Treatment of Adenoviral Keratitis
There is no specific antiviral treatment for adenoviral keratitis, but supportive and anti-inflammatory therapies can help manage symptoms and prevent complications.
1. Supportive Therapy (For Acute Stage, Days 1-7)
• Lubricating Eye Drops (Artificial Tears) – Relieve irritation.
• Cold Compresses – Reduce inflammation and discomfort.
• Strict Hygiene Measures – Prevents spread (avoid sharing towels, handwashing).
2. Corticosteroids (For Subepithelial Infiltrates & Chronic Keratitis)
• Indicated when vision is significantly affected by corneal haze or infiltrates.
• Prednisolone acetate 1% or fluorometholone 0.1% (4 times/day, taper over weeks-months).
• Helps reduce inflammation but may prolong viral shedding, so used cautiously.
3. Topical Cyclosporine or Tacrolimus (Steroid-Sparing Agents)
• Used for recurrent infiltrates or steroid-dependent cases.
• Cyclosporine 0.05% (Restasis) or Tacrolimus 0.03% reduces immune response.

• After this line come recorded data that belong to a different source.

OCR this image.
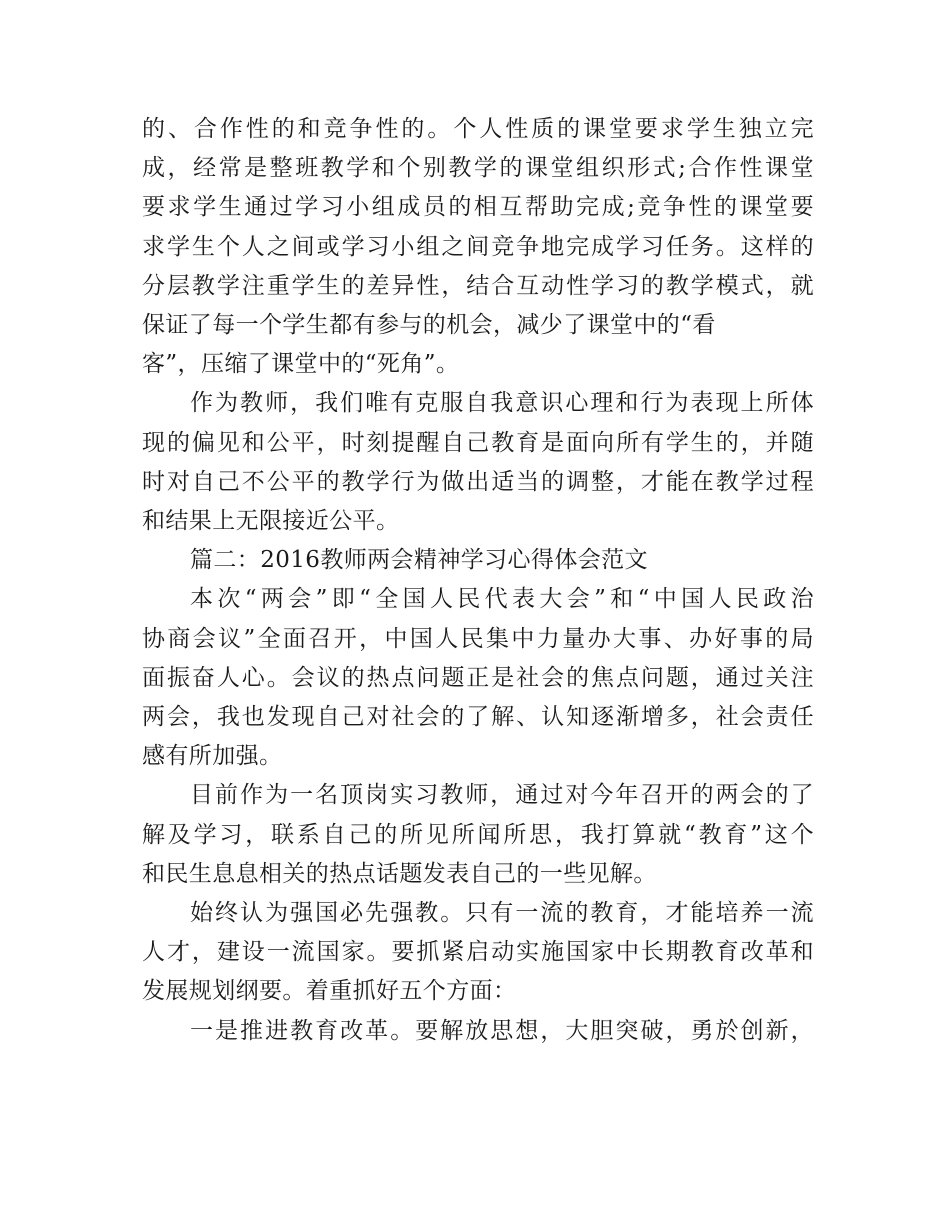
的、合作性的和竞争性的。个人性质的课堂要求学生独立完
成，经常是整班教学和个别教学的课堂组织形式;合作性课堂
要求学生通过学习小组成员的相互帮助完成;竞争性的课堂要
求学生个人之间或学习小组之间竞争地完成学习任务。这样的
分层教学注重学生的差异性，结合互动性学习的教学模式，就
保证了每一个学生都有参与的机会，减少了课堂中的“看
客”，压缩了课堂中的“死角”。

作为教师，我们唯有克服自我意识心理和行为表现上所体
现的偏见和公平，时刻提醒自己教育是面向所有学生的，并随
时对自己不公平的教学行为做出适当的调整，才能在教学过程
和结果上无限接近公平。

篇二：2016教师两会精神学习心得体会范文

本次“两会”即“全国人民代表大会”和“中国人民政治
协商会议”全面召开，中国人民集中力量办大事、办好事的局
面振奋人心。会议的热点问题正是社会的焦点问题，通过关注
两会，我也发现自己对社会的了解、认知逐渐增多，社会责任
感有所加强。

目前作为一名顶岗实习教师，通过对今年召开的两会的了
解及学习，联系自己的所见所闻所思，我打算就“教育”这个
和民生息息相关的热点话题发表自己的一些见解。

始终认为强国必先强教。只有一流的教育，才能培养一流
人才，建设一流国家。要抓紧启动实施国家中长期教育改革和
发展规划纲要。着重抓好五个方面：

一是推进教育改革。要解放思想，大胆突破，勇於创新，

4. Antiviral Agents (Limited Role)
• Cidofovir (off-label topical use) has shown some benefit but is not widely used due to toxicity.
• No role for acyclovir, as adenovirus is not affected by herpes antivirals.
5. Phototherapeutic Keratectomy (PTK) for Severe Cases
• Used in refractory cases with significant corneal scarring.
• Excimer laser removes subepithelial infiltrates and scars to improve vision.
Prevention of Adenoviral Keratitis
Since adenoviral keratitis is highly contagious, prevention strategies are essential:
• Hand hygiene and disinfecting surfaces (especially in hospitals and clinics).
• Avoiding eye rubbing to reduce self-inoculation.
• Isolating affected individuals (no sharing of personal items).
• Proper disinfection of ophthalmic instruments in clinics.
Prognosis
• Mild cases resolve within 2-4 weeks with no long-term effects.
• Moderate cases (subepithelial infiltrates) can persist for weeks to months, requiring treatment.
• Severe cases with corneal scarring may result in permanent vision loss and require surgical intervention.
Early diagnosis and appropriate management improve outcomes and reduce long-term visual impairment.
Conclusion
Adenoviral keratitis is a contagious and potentially sight-threatening condition associated with epidemic keratoconjunctivitis (EKC). While self-limiting in mild cases, it can lead to chronic corneal inflammation, subepithelial infiltrates, and vision loss if untreated. Supportive care, corticosteroids, and immunomodulators play key roles in managing inflammation and preserving vision. Preventative measures, especially hygiene and infection control, are crucial in limiting outbreaks.